Three quick signals on Linux:

perf stat -e cache-misses,cache-references,LLC-loads,LLC-load-misses ./prog — high LLC miss rate (> 10% of LLC loads) usually means DRAM-bound.
perf stat -e dTLB-load-misses,iTLB-load-misses — high TLB misses suggest huge pages will help.
Top-down profiling with toplev (pmu-tools) — directly attributes pipeline stalls to “Backend / Memory Bound”, “Frontend Bound”, “Bad Speculation”, or “Retiring”, which tells you whether the bottleneck is even memory at all.

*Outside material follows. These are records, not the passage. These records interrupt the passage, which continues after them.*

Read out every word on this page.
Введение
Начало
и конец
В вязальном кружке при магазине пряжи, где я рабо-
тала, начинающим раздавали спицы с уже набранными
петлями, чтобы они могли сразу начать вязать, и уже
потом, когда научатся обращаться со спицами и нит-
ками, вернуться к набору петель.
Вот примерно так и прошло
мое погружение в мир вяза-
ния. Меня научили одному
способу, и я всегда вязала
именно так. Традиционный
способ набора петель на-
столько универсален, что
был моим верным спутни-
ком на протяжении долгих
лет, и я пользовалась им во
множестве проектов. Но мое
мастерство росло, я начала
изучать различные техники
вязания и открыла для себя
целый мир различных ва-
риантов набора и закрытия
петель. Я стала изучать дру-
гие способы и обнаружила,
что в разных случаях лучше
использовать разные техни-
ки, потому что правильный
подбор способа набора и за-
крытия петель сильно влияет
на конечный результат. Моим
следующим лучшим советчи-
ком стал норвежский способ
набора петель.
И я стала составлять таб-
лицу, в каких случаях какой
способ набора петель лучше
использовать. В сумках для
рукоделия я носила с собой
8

If the bottleneck is genuinely memory bandwidth, the fixes are: blocking/tiling the algorithm to fit in cache, NUMA pinning, huge pages, prefetch hints, or in extreme cases switching to a more memory-friendly data layout (struct-of-arrays vs array-of-structs).

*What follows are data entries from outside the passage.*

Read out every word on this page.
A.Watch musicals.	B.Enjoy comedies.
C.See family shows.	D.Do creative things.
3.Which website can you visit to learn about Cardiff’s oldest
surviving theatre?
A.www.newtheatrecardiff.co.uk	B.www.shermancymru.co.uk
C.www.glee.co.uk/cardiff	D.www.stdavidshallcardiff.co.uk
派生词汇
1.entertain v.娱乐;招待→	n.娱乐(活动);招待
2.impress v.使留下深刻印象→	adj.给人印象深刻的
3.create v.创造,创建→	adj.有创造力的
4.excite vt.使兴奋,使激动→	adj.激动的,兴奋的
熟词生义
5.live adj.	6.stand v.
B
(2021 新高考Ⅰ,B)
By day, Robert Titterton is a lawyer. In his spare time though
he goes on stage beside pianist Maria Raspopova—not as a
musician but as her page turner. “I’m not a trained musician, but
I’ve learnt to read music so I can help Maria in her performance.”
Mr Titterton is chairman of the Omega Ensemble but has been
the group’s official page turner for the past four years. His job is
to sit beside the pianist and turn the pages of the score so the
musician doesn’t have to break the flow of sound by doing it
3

In Computer Fundamentals (3): Storage Systems, we will follow the data one more level out: the controller and FTL inside an SSD, the SLC/MLC/TLC/QLC trade-off, NVMe queues and PCIe lanes, RAID and erasure coding, and why the storage stack is currently the most rapidly evolving layer of the system. Stay tuned.

Summary#

The memory hierarchy exists because no single technology is both fast and dense. SRAM is fast and expensive (caches). DRAM is dense and slower (main memory). Flash and disk are denser still and persistent.
A single load instruction quietly traverses registers → L1 → L2 → L3 → memory controller → channel → DRAM rank/bank/row/column, with translation through the TLB and page table layered on top.
Caches turn average DRAM latency from 100 ns into ~1 ns by exploiting temporal and spatial locality. Hit rates compound across L1/L2/L3.
Virtual memory gives every process its own address space, with hardware-enforced isolation, sharing, and on-demand paging. The TLB is what makes that affordable.
DDR generations keep doubling bandwidth and trimming voltage. DDR5’s real innovation is two subchannels per DIMM, on-die ECC, and on-DIMM power management.
Channels scale bandwidth almost linearly. Always populate dual-channel; for serious work, populate every channel your board offers.
ECC turns silent corruption into a logged event. Essential for servers, optional for desktops.
NUMA means memory has a topology. Local access is fast; remote access is slower. Modern OSes and runtimes take this seriously, and so should you on multi-socket or chiplet systems.